Plusieurs fois, ce livre m’avait fait de l’œil sur les réseaux sociaux, je l’avais vu passer… Du coup, à l’occasion d’une discussion avec Benoît, du cherche midi, je le lui ai demandé…

Synopsis

À l’occasion d’un tremblement de terre, près de Sapporo, au Japon, un village a été entièrement détruit, englouti par la chute d’un pan de montagne. Mais la catastrophe a également mis au jour une vaste sépulture ancienne… très ancienne, même, puisque les premières datations réalisées semblent indiquer que les squelettes seraient vieux d’environ… 13 millions d’années ! Pourtant, le principal squelette semble être celui d’un Homo sapiens sapiens. Voila qui est tout simplement de nature à remettre en cause toutes les connaissances sur la Préhistoire…

Les meilleurs spécialistes sont sollicités. Sandra Blake, paléogénéticienne, est appelée par Kenji Tanaka. Ils se sont rencontrés, des années, plus tôt, pendant leurs études à Oxford ; avec Marc, le mari de Sandra, volcanologue disparu sur le terrain, et Makoto, ils formaient une sacrée équipe… Sans Marc, mais avec Tom, son fils autiste, elle rejoint donc le groupe d’experts, reformant, pour un temps, l’équipe d’Oxford.

Mais ce séisme n’est pas que géologique : il est bien plus large, et, en même temps, touche intimement chacun des protagonistes…

Avis

Que dire de ce livre ? Ce qui est certain, c’est que ce n’est pas une lecture ordinaire. L’ambition est immense : l’auteur nous propose en effet une plongée dans le temps, ni plus, ni moins. Car le séisme qui est à l’origine de cette incroyable « aventure » n’ébranle pas qu’une montagne, qu’une région. Il menace de mettre à bas les fondements même de certaines de nos sciences. Et, dans un même mouvement, il opère également un mouvement profond dans chaque individu.

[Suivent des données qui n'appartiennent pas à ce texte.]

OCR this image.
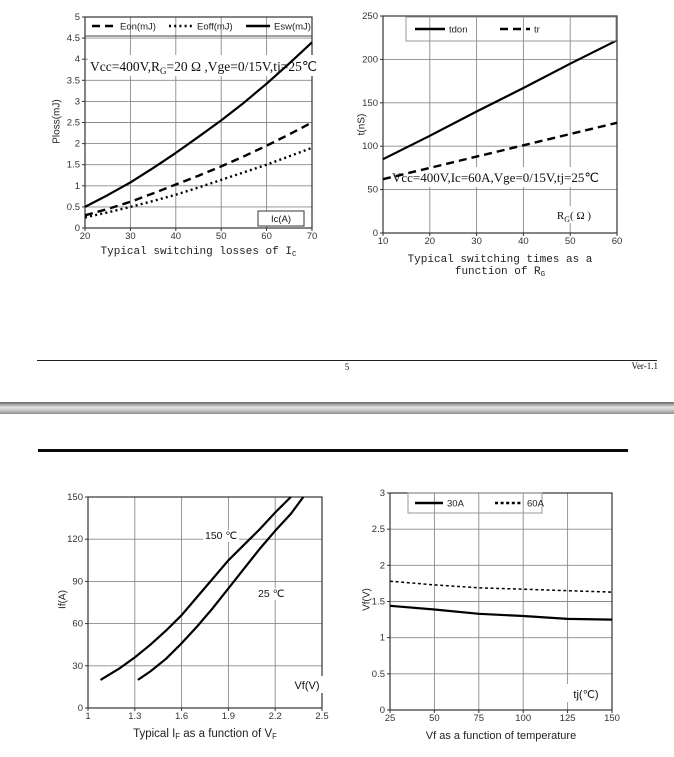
20	30	40	50	60	70
0
0.5
1
1.5
2
2.5
3
3.5
4
4.5
5
$Vcc=400V,R_G=20$ Ω ,Vge=0/15V,tj=25℃
Ic(A)
Eon(mJ)	Eoff(mJ)	Esw(mJ)
Ploss(mJ)
Typical switching losses of $I_C$
10	20	30	40	50	60
0
50
100
150
200
250
Vcc=400V,Ic=60A,Vge=0/15V,tj=25℃
$R_G$( Ω )
tdon	tr
t(nS)
Typical switching times as a
function of $R_G$
5	Ver-1.1
1	1.3	1.6	1.9	2.2	2.5
0
30
60
90
120
150
Vf(V)
150 ℃
25 ℃
If(A)
Typical $I_F$ as a function of $V_F$
25	50	75	100	125	150
0
0.5
1
1.5
2
2.5
3
tj(℃)
30A	60A
Vf(V)
Vf as a function of temperature
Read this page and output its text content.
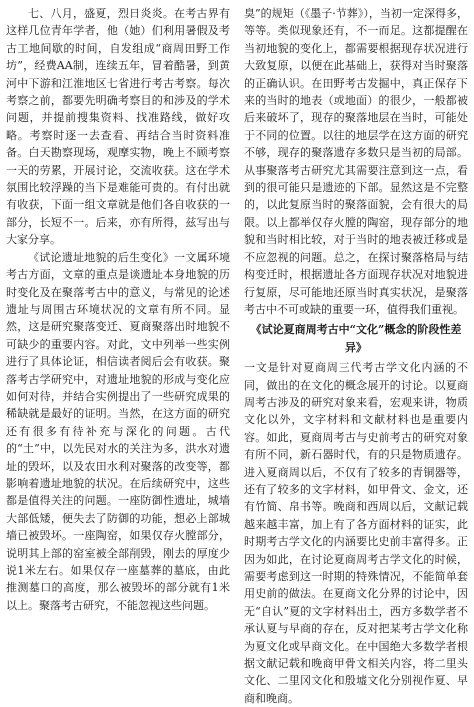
七、八月，盛夏，烈日炎炎。在考古界有这样几位青年学者，他（她）们利用暑假及考古工地间歇的时间，自发组成“商周田野工作坊”，经费AA制，连续五年，冒着酷暑，到黄河中下游和江淮地区七省进行考古考察。每次考察之前，都要先明确考察目的和涉及的学术问题，并提前搜集资料、找准路线，做好攻略。考察时逐一去查看、再结合当时资料准备。白天勘察现场，观摩实物，晚上不顾考察一天的劳累，开展讨论，交流收获。这在学术氛围比较浮躁的当下是难能可贵的。有付出就有收获，下面一组文章就是他们各自收获的一部分，长短不一。后来，亦有所得，兹写出与大家分享。

《试论遗址地貌的后生变化》一文属环境考古方面，文章的重点是谈遗址本身地貌的历时变化及在聚落考古中的意义，与常见的论述遗址与周围古环境状况的文章有所不同。显然，这是研究聚落变迁、夏商聚落出时地貌不可缺少的重要内容。对此，文中列举一些实例进行了具体论证，相信读者阅后会有收获。聚落考古学研究中，对遗址地貌的形成与变化应如何对待，并结合实例提出了一些研究成果的稀缺就是最好的证明。当然，在这方面的研究还有很多有待补充与深化的问题。古代的“土”中，以先民对水的关注为多，洪水对遗址的毁坏，以及农田水利对聚落的改变等，都影响着遗址地貌的状况。在后续研究中，这些都是值得关注的问题。一座防御性遗址，城墙大部低矮，便失去了防御的功能，想必上部城墙已被毁坏。一座陶窑，如果仅存火膛部分，说明其上部的窑室被全部削毁，刚去的厚度少说1米左右。如果仅存一座墓葬的墓底，由此推测墓口的高度，那么被毁坏的部分就有1米以上。聚落考古研究，不能忽视这些问题。

臭”的规矩（《墨子·节葬》），当初一定深得多，等等。类似现象还有，不一而足。这都提醒在当初地貌的变化上，都需要根据现存状况进行大致复原，以便在此基础上，获得对当时聚落的正确认识。在田野考古发掘中，真正保存下来的当时的地表（或地面）的很少，一般都被后来破坏了，现存的聚落地层在当时，可能处于不同的位置。以往的地层学在这方面的研究不够，现存的聚落遗存多数只是当初的局部。从事聚落考古研究尤其需要注意到这一点，看到的很可能只是遗迹的下部。显然这是不完整的，以此复原当时的聚落面貌，会有很大的局限。以上都举仅存火膛的陶窑，现存部分的地貌和当时相比较，对于当时的地表被迁移或是不应忽视的问题。总之，在探讨聚落格局与结构变迁时，根据遗址各方面现存状况对地貌进行复原，尽可能地还原当时真实状况，是聚落考古中不可或缺的重要一环，值得我们重视。

《试论夏商周考古中“文化”概念的阶段性差异》

一文是针对夏商周三代考古学文化内涵的不同，做出的在文化的概念展开的讨论。以夏商周考古涉及的研究对象来看，宏观来讲，物质文化以外，文字材料和文献材料也是重要内容。如此，夏商周考古与史前考古的研究对象有所不同，新石器时代，有的只是物质遗存。进入夏商周以后，不仅有了较多的青铜器等，还有了较多的文字材料，如甲骨文、金文，还有竹简、帛书等。晚商和西周以后，文献记载越来越丰富，加上有了各方面材料的证实，此时期考古学文化的内涵要比史前丰富得多。正因为如此，在讨论夏商周考古学文化的时候，需要考虑到这一时期的特殊情况，不能简单套用史前的做法。在夏商文化分界的讨论中，因无“自认”夏的文字材料出土，西方多数学者不承认夏与早商的存在，反对把某考古学文化称为夏文化或早商文化。在中国绝大多数学者根据文献记载和晚商甲骨文相关内容，将二里头文化、二里冈文化和殷墟文化分别视作夏、早商和晚商。
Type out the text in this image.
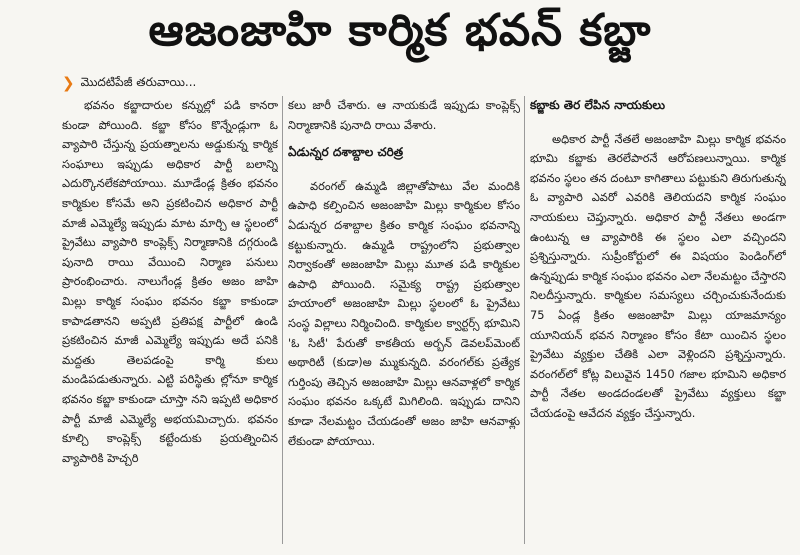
ఆజంజాహి కార్మిక భవన్ కబ్జా
❯ మొదటిపేజీ తరువాయి...

భవనం కబ్జాదారుల కన్నుల్లో పడి కానరా కుండా పోయింది. కబ్జా కోసం కొన్నేండ్లుగా ఓ వ్యాపారి చేస్తున్న ప్రయత్నాలను అడ్డుకున్న కార్మిక సంఘాలు ఇప్పుడు అధికార పార్టీ బలాన్ని ఎదుర్కొనలేకపోయాయి. మూడేండ్ల క్రితం భవనం కార్మికుల కోసమే అని ప్రకటించిన అధికార పార్టీ మాజీ ఎమ్మెల్యే ఇప్పుడు మాట మార్చి ఆ స్థలంలో ప్రైవేటు వ్యాపారి కాంప్లెక్స్ నిర్మాణానికి దగ్గరుండి పునాది రాయి వేయించి నిర్మాణ పనులు ప్రారంభించారు. నాలుగేండ్ల క్రితం అజం జాహి మిల్లు కార్మిక సంఘం భవనం కబ్జా కాకుండా కాపాడతానని అప్పటి ప్రతిపక్ష పార్టీలో ఉండి ప్రకటించిన మాజీ ఎమ్మెల్యే ఇప్పుడు అదే పనికి మద్దతు తెలపడంపై కార్మి కులు మండిపడుతున్నారు. ఎట్టి పరిస్థితు ల్లోనూ కార్మిక భవనం కబ్జా కాకుండా చూస్తా నని ఇప్పటి అధికార పార్టీ మాజీ ఎమ్మెల్యే అభయమిచ్చారు. భవనం కూల్చి కాంప్లెక్స్ కట్టేందుకు ప్రయత్నించిన వ్యాపారికి హెచ్చరి

కలు జారీ చేశారు. ఆ నాయకుడే ఇప్పుడు కాంప్లెక్స్ నిర్మాణానికి పునాది రాయి వేశారు.

ఏడున్నర దశాబ్దాల చరిత్ర

వరంగల్ ఉమ్మడి జిల్లాతోపాటు వేల మందికి ఉపాధి కల్పించిన అజంజాహి మిల్లు కార్మికుల కోసం ఏడున్నర దశాబ్దాల క్రితం కార్మిక సంఘం భవనాన్ని కట్టుకున్నారు. ఉమ్మడి రాష్ట్రంలోని ప్రభుత్వాల నిర్వాకంతో అజంజాహి మిల్లు మూత పడి కార్మికుల ఉపాధి పోయింది. సమైక్య రాష్ట్ర ప్రభుత్వాల హయాంలో అజంజాహి మిల్లు స్థలంలో ఓ ప్రైవేటు సంస్థ విల్లాలు నిర్మించింది. కార్మికుల క్వార్టర్స్ భూమిని 'ఓ సిటీ' పేరుతో కాకతీయ అర్బన్ డెవలప్‌మెంట్ అథారిటీ (కుడా)అ మ్ముకున్నది. వరంగల్‌కు ప్రత్యేక గుర్తింపు తెచ్చిన అజంజాహి మిల్లు ఆనవాళ్లలో కార్మిక సంఘం భవనం ఒక్కటే మిగిలింది. ఇప్పుడు దానిని కూడా నేలమట్టం చేయడంతో అజం జాహి ఆనవాళ్లు లేకుండా పోయాయి.

కబ్జాకు తెర లేపిన నాయకులు

అధికార పార్టీ నేతలే అజంజాహి మిల్లు కార్మిక భవనం భూమి కబ్జాకు తెరలేపారనే ఆరోపణలున్నాయి. కార్మిక భవనం స్థలం తన దంటూ కాగితాలు పట్టుకుని తిరుగుతున్న ఓ వ్యాపారి ఎవరో ఎవరికి తెలియదని కార్మిక సంఘం నాయకులు చెప్తున్నారు. అధికార పార్టీ నేతలు అండగా ఉంటున్న ఆ వ్యాపారికి ఈ స్థలం ఎలా వచ్చిందని ప్రశ్నిస్తున్నారు. సుప్రీంకోర్టులో ఈ విషయం పెండింగ్‌లో ఉన్నప్పుడు కార్మిక సంఘం భవనం ఎలా నేలమట్టం చేస్తారని నిలదీస్తున్నారు. కార్మికుల సమస్యలు చర్చించుకునేందుకు 75 ఏండ్ల క్రితం అజంజాహి మిల్లు యాజమాన్యం యూనియన్ భవన నిర్మాణం కోసం కేటా యించిన స్థలం ప్రైవేటు వ్యక్తుల చేతికి ఎలా వెళ్లిందని ప్రశ్నిస్తున్నారు. వరంగల్‌లో కోట్ల విలువైన 1450 గజాల భూమిని అధికార పార్టీ నేతల అండదండలతో ప్రైవేటు వ్యక్తులు కబ్జా చేయడంపై ఆవేదన వ్యక్తం చేస్తున్నారు.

Ce n’est donc pas que d’un séisme qu’il est question ici. Et ce livre n’est pas qu’un livre de science-fiction – ce qui serait déjà très bien.

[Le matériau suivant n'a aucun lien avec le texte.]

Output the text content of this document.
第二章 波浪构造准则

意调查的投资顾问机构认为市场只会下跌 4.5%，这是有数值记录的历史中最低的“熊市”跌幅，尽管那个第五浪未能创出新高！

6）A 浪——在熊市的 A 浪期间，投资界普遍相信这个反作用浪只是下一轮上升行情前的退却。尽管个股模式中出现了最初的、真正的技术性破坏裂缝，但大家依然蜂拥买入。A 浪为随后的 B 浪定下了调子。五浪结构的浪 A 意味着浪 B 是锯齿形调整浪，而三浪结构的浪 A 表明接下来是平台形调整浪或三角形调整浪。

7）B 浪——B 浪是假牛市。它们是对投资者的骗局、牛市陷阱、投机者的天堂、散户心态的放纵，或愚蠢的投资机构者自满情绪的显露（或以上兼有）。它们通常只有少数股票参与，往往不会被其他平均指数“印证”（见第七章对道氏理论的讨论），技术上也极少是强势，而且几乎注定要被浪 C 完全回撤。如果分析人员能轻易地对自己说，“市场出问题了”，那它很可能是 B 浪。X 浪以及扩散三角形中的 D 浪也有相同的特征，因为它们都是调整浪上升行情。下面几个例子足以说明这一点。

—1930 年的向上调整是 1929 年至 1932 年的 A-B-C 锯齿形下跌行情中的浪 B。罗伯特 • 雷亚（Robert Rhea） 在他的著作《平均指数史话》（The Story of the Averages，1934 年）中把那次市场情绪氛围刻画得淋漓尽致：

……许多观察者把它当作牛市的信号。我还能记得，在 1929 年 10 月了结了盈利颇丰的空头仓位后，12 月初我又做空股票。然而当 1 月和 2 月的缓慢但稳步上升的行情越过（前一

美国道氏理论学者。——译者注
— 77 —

Car la réflexion développée ici, et qui donne matière à réflexion, n’est ni purement scientifique, ni purement archéologique. Elle est essentiellement géopolitique, et, même, politique, au sens propre du terme. L’auteur met par exemple en scène les pays africains qui, menacés de se voir « voler » leur statut de « berceau de l’humanité », font appel à l’ONU pour éviter de perdre ce titre ! Alors qu’ils ont accepté d’être spoliés de leurs ressources naturelles, ils semblent ici s’accrocher à cette distinction, alors même que, même sans avoir besoin d’un Homo sapiens sapiens de 13 millions d’années, on pourrait trouver un jour la trace d’un homme ou d’une femme plus ancien(ne).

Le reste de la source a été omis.